Filed Pursuant to Rule 424(b)(5)

Registration Number 333-263863

Supplement dated August 25, 2023

To Prospectus Supplement dated May 25, 2022

(To Prospectus dated May 25, 2022)



Up to $150,000,000

Common Stock



This supplement, or Supplement, updates, amends and supplements the prospectus supplement, dated May 25, 2022, or Prospectus Supplement, relating to the offer and sale of shares of common stock, par value $0.001 per share, of ALX Oncology Holdings Inc., or the Company, from time to time through the sales agents named therein or directly to the sales agents, acting as our agent or principal.

Sales of our common stock, if any, pursuant to this Supplement and the Prospectus Supplement will be made in sales deemed to be an “at the market offering” as defined in Rule 415(a)(4) under the Securities Act of 1933, as amended. This Supplement should be read in conjunction with the Prospectus Supplement. Capitalized terms used and not defined herein shall have the meanings ascribed to such terms in the Prospectus Supplement.

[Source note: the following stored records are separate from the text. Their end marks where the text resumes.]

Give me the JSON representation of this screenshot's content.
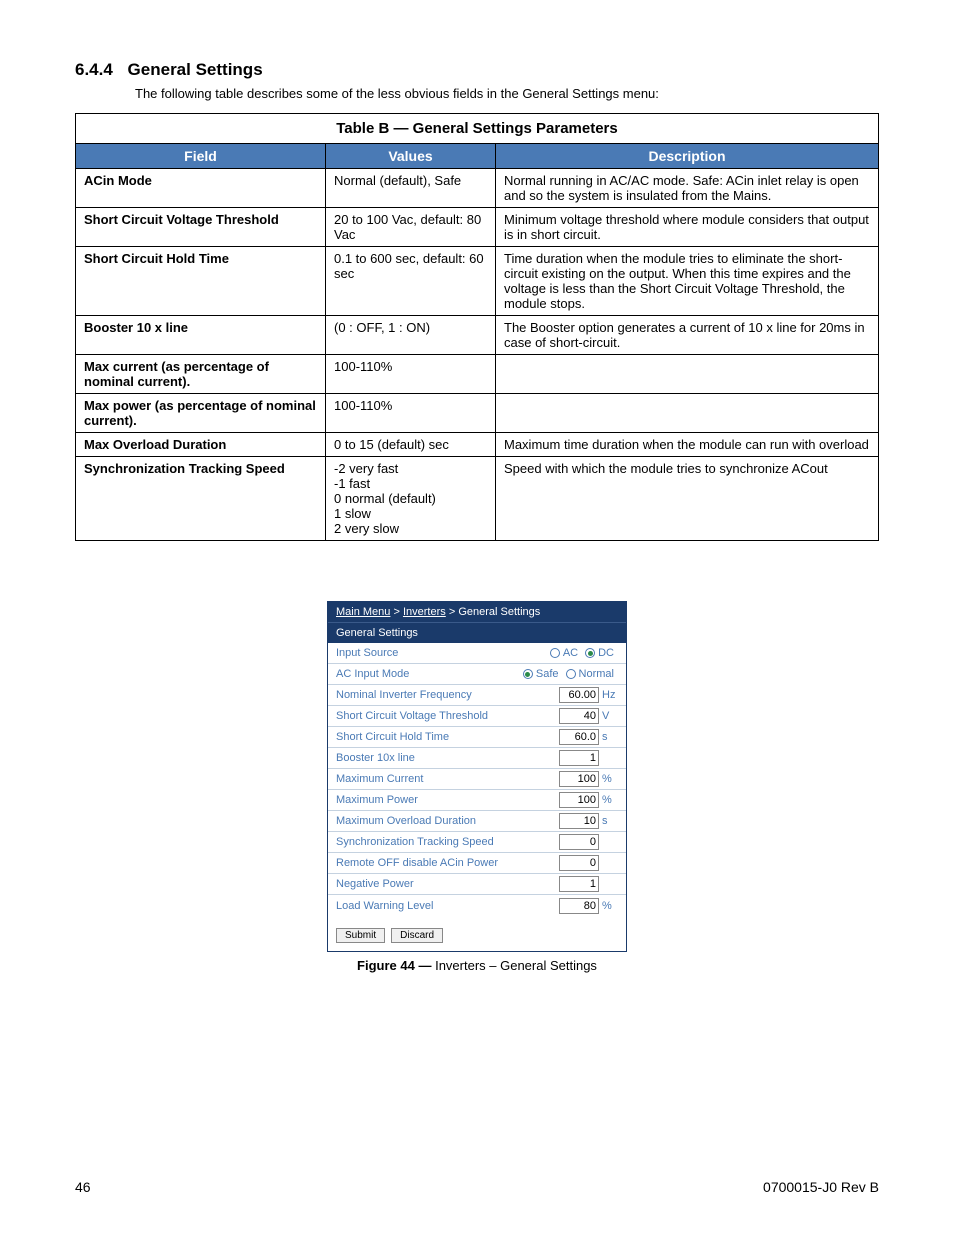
{
  "heading": {
    "number": "6.4.4",
    "title": "General Settings"
  },
  "intro": "The following table describes some of the less obvious fields in the General Settings menu:",
  "paramsTable": {
    "caption": "Table B  —  General Settings Parameters",
    "headers": {
      "field": "Field",
      "values": "Values",
      "desc": "Description"
    },
    "rows": [
      {
        "field": "ACin Mode",
        "values": "Normal (default), Safe",
        "desc": "Normal running in AC/AC mode. Safe: ACin inlet relay is open and so the system is insulated from the Mains."
      },
      {
        "field": "Short Circuit Voltage Threshold",
        "values": "20 to 100 Vac, default: 80 Vac",
        "desc": "Minimum voltage threshold where module considers that output is in short circuit."
      },
      {
        "field": "Short Circuit Hold Time",
        "values": "0.1 to 600 sec, default: 60 sec",
        "desc": "Time duration when the module tries to eliminate the short-circuit existing on the output. When this time expires and the voltage is less than the Short Circuit Voltage Threshold, the module stops."
      },
      {
        "field": "Booster 10 x line",
        "values": "(0 : OFF, 1 : ON)",
        "desc": "The Booster option generates a current of 10 x line for 20ms in case of short-circuit."
      },
      {
        "field": "Max current (as percentage of nominal current).",
        "values": "100-110%",
        "desc": ""
      },
      {
        "field": "Max power (as percentage of nominal current).",
        "values": "100-110%",
        "desc": ""
      },
      {
        "field": "Max Overload Duration",
        "values": "0 to 15 (default) sec",
        "desc": "Maximum time duration when the module can run with overload"
      },
      {
        "field": "Synchronization Tracking Speed",
        "values": "-2 very fast\n-1 fast\n0 normal (default)\n1 slow\n2 very slow",
        "desc": "Speed with which the module tries to synchronize ACout"
      }
    ]
  },
  "panel": {
    "breadcrumb": {
      "main": "Main Menu",
      "sep": " > ",
      "inverters": "Inverters",
      "current": "General Settings"
    },
    "title": "General Settings",
    "rows": [
      {
        "label": "Input Source",
        "type": "radio",
        "opts": [
          {
            "lbl": "AC",
            "checked": false
          },
          {
            "lbl": "DC",
            "checked": true
          }
        ]
      },
      {
        "label": "AC Input Mode",
        "type": "radio",
        "opts": [
          {
            "lbl": "Safe",
            "checked": true
          },
          {
            "lbl": "Normal",
            "checked": false
          }
        ]
      },
      {
        "label": "Nominal Inverter Frequency",
        "type": "input",
        "value": "60.00",
        "unit": "Hz"
      },
      {
        "label": "Short Circuit Voltage Threshold",
        "type": "input",
        "value": "40",
        "unit": "V"
      },
      {
        "label": "Short Circuit Hold Time",
        "type": "input",
        "value": "60.0",
        "unit": "s"
      },
      {
        "label": "Booster 10x line",
        "type": "input",
        "value": "1",
        "unit": ""
      },
      {
        "label": "Maximum Current",
        "type": "input",
        "value": "100",
        "unit": "%"
      },
      {
        "label": "Maximum Power",
        "type": "input",
        "value": "100",
        "unit": "%"
      },
      {
        "label": "Maximum Overload Duration",
        "type": "input",
        "value": "10",
        "unit": "s"
      },
      {
        "label": "Synchronization Tracking Speed",
        "type": "input",
        "value": "0",
        "unit": ""
      },
      {
        "label": "Remote OFF disable ACin Power",
        "type": "input",
        "value": "0",
        "unit": ""
      },
      {
        "label": "Negative Power",
        "type": "input",
        "value": "1",
        "unit": ""
      },
      {
        "label": "Load Warning Level",
        "type": "input",
        "value": "80",
        "unit": "%"
      }
    ],
    "buttons": {
      "submit": "Submit",
      "discard": "Discard"
    }
  },
  "figure": {
    "number": "Figure 44  —  ",
    "caption": "Inverters – General Settings"
  },
  "footer": {
    "page": "46",
    "doc": "0700015-J0    Rev B"
  },
  "colors": {
    "header_bg": "#4a7ab5",
    "panel_bg": "#1a3a6a",
    "panel_text": "#4a7ab5",
    "radio_dot": "#2a8a4a"
  }
}
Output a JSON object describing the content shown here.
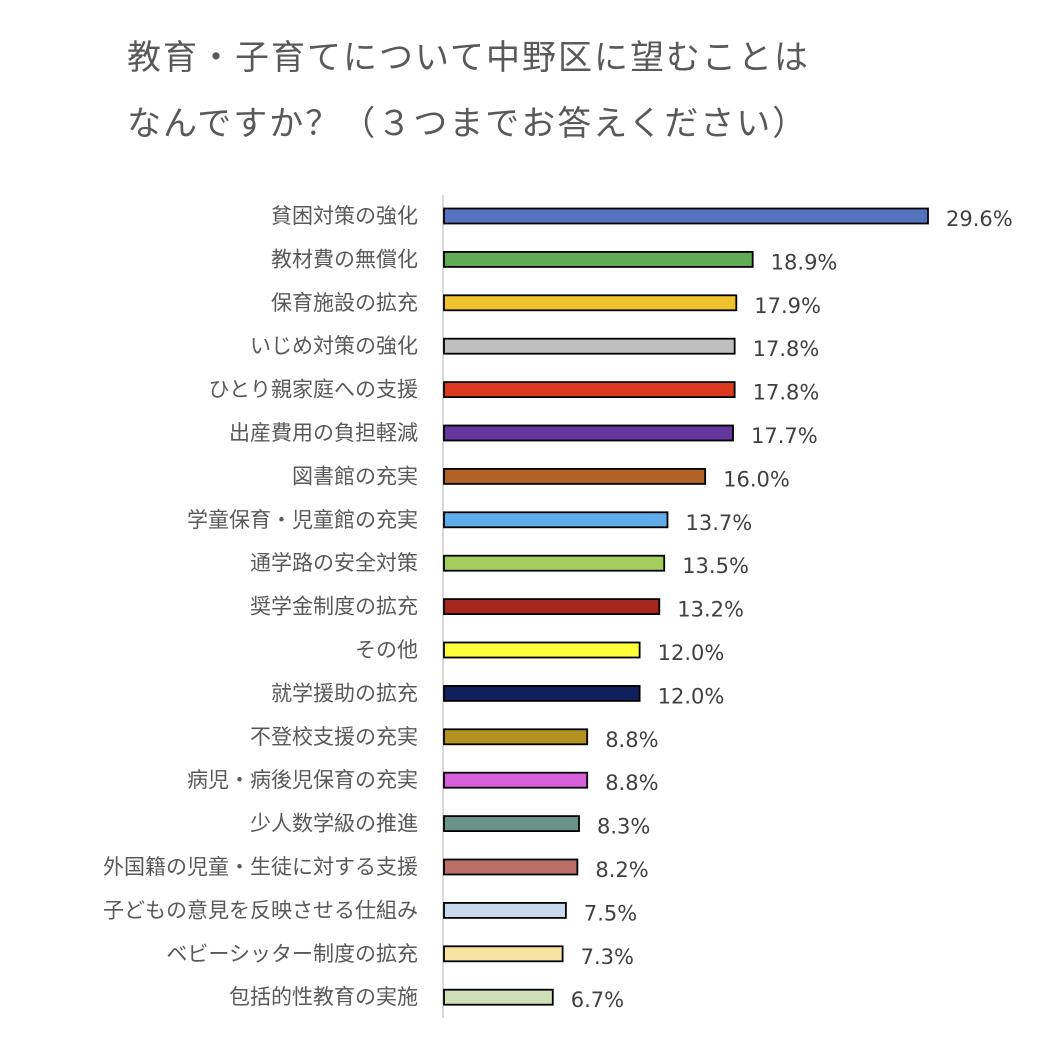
{
  "chart_data": {
    "type": "bar",
    "orientation": "horizontal",
    "title_lines": [
      "教育・子育てについて中野区に望むことは",
      "なんですか？（３つまでお答えください）"
    ],
    "xlabel": "",
    "ylabel": "",
    "xlim": [
      0,
      30
    ],
    "grid": false,
    "legend": "none",
    "unit": "%",
    "categories": [
      "貧困対策の強化",
      "教材費の無償化",
      "保育施設の拡充",
      "いじめ対策の強化",
      "ひとり親家庭への支援",
      "出産費用の負担軽減",
      "図書館の充実",
      "学童保育・児童館の充実",
      "通学路の安全対策",
      "奨学金制度の拡充",
      "その他",
      "就学援助の拡充",
      "不登校支援の充実",
      "病児・病後児保育の充実",
      "少人数学級の推進",
      "外国籍の児童・生徒に対する支援",
      "子どもの意見を反映させる仕組み",
      "ベビーシッター制度の拡充",
      "包括的性教育の実施"
    ],
    "values": [
      29.6,
      18.9,
      17.9,
      17.8,
      17.8,
      17.7,
      16.0,
      13.7,
      13.5,
      13.2,
      12.0,
      12.0,
      8.8,
      8.8,
      8.3,
      8.2,
      7.5,
      7.3,
      6.7
    ],
    "data_labels": [
      "29.6%",
      "18.9%",
      "17.9%",
      "17.8%",
      "17.8%",
      "17.7%",
      "16.0%",
      "13.7%",
      "13.5%",
      "13.2%",
      "12.0%",
      "12.0%",
      "8.8%",
      "8.8%",
      "8.3%",
      "8.2%",
      "7.5%",
      "7.3%",
      "6.7%"
    ],
    "colors": [
      "#5673c1",
      "#62aa55",
      "#f0c22e",
      "#bfbfbf",
      "#db3a1c",
      "#63379b",
      "#b06124",
      "#61acea",
      "#a5cd5c",
      "#a5271a",
      "#ffff3a",
      "#10205c",
      "#b39221",
      "#d75fda",
      "#6a9388",
      "#bc6e68",
      "#c8d9ee",
      "#f7e4a2",
      "#cfe0b8"
    ]
  }
}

This Supplement is being filed to reflect the amendment of the sales agreement, or Sales Agreement, by and among the Company, Cantor Fitzgerald & Co., or Cantor Fitzgerald, and Credit Suisse Securities (USA) LLC, or Credit Suisse, dated December 17, 2021, to include UBS Securities LLC, or UBS, as an additional sales agent and to remove Credit Suisse as a sales agent. Accordingly, each reference to the term “sales agent” or “sales agents” in the Prospectus Supplement is hereby amended to include UBS and to exclude Credit Suisse and each reference to Credit Suisse is hereby amended to be a reference to UBS.

Investing in our common stock involves risk. Please read the information contained in and incorporated by reference under the heading “Risk Factors” beginning on page S-7 of the Prospectus Supplement and in the documents incorporated by reference into the Prospectus Supplement and the Prospectus.

Neither the Securities and Exchange Commission nor any state securities commission has approved or disapproved of these securities or passed upon the adequacy or accuracy of the Prospectus Supplement or the Prospectus. Any representation to the contrary is a criminal offense.